Bij jeugdhulp zonder verblijf is het uitgangspunt dat de woonplaats van de jeugdige het woonadres is, bedoeld in artikel 1.1, onder o, van de Wet basisregistratie personen (hierna Wet BPR). Voor jeugdhulp met verblijf1 wordt als woonplaats gezien de gemeente waar de jeugdige onmiddellijk voorafgaand aan zijn verblijf zijn woonadres, bedoeld in artikel 1.1, onder o, van de Wet BRP had. Hiervoor is gekozen om de gemeente waar de jeugdige was ingeschreven vóórdat er sprake was van verblijfszorg verantwoordelijk te houden voor deze jeugdige.

In de praktijk is gebleken dat er zich situaties voordoen waarbij sprake is van clustering van niet beoogde kosten voor gemeenten met één of meer instellingen die in die gemeente gevestigd zijn. Het betreft bijvoorbeeld jeugdigen die in de betreffende gemeente in verblijf komen, geen binding met deze gemeente hebben en niet eerder in een andere Nederlandse gemeente zijn ingeschreven. Grofweg gaat het hier om jeugdigen uit het buitenland en jeugdigen die geboren worden in een verblijfsvoorziening.

Kern regeling

De uitkering wordt verstrekt aan gemeenten die onder deze regeling vallen.
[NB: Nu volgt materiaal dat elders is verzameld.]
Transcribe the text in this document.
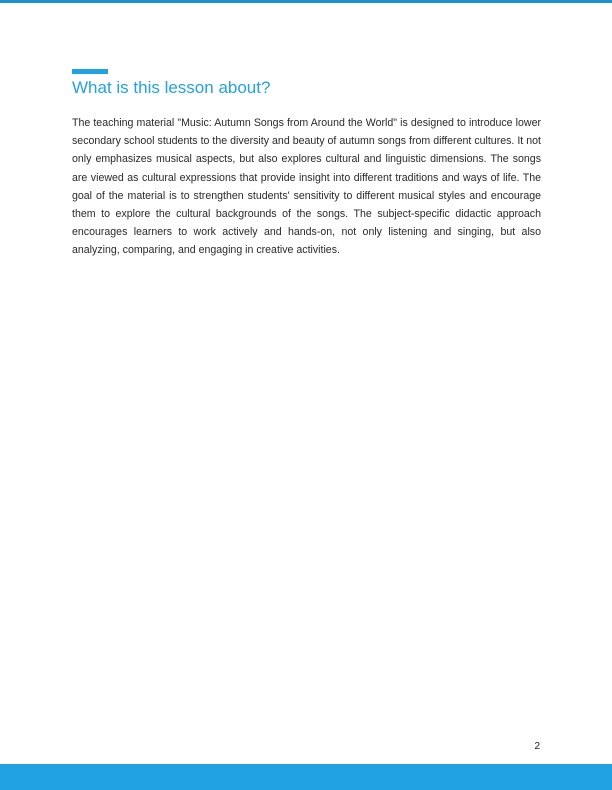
What is this lesson about?

The teaching material "Music: Autumn Songs from Around the World" is designed to introduce lower secondary school students to the diversity and beauty of autumn songs from different cultures. It not only emphasizes musical aspects, but also explores cultural and linguistic dimensions. The songs are viewed as cultural expressions that provide insight into different traditions and ways of life. The goal of the material is to strengthen students' sensitivity to different musical styles and encourage them to explore the cultural backgrounds of the songs. The subject-specific didactic approach encourages learners to work actively and hands-on, not only listening and singing, but also analyzing, comparing, and engaging in creative activities.

2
De uitkering is voor een gemeente, waar sprake is van een situatie waar clustering van de verantwoordelijkheid voor de bekostiging van aaneengesloten jeugdhulp met verblijf2 ontstaat vanwege de aanwezigheid van een instelling of opvanglocatie.

Het gaat in ieder geval om de volgende situaties die zijn ontstaan na inwerkingtreding van de Wet wijziging woonplaatsbeginsel3:

  • 1) De aanvragende gemeente is op grond van het eerste of tweede onderdeel van de begripsbepaling van woonplaats in artikel 1.1. van de Jeugdwet verantwoordelijk voor de bekostiging van aaneengesloten jeugdhulp met verblijf en de daarmee samenhangende kosten, voor een jeugdige die is geboren in een in deze gemeente gevestigde instelling (en destijds daarom in deze gemeente is ingeschreven in de basisregistratie personen, BRP). Tegelijkertijd is diens moeder ten tijde van de geboorte van deze jeugdige ingeschreven in de BRP in deze gemeente, maar was dat niet voorafgaand aan het verblijf in die instelling.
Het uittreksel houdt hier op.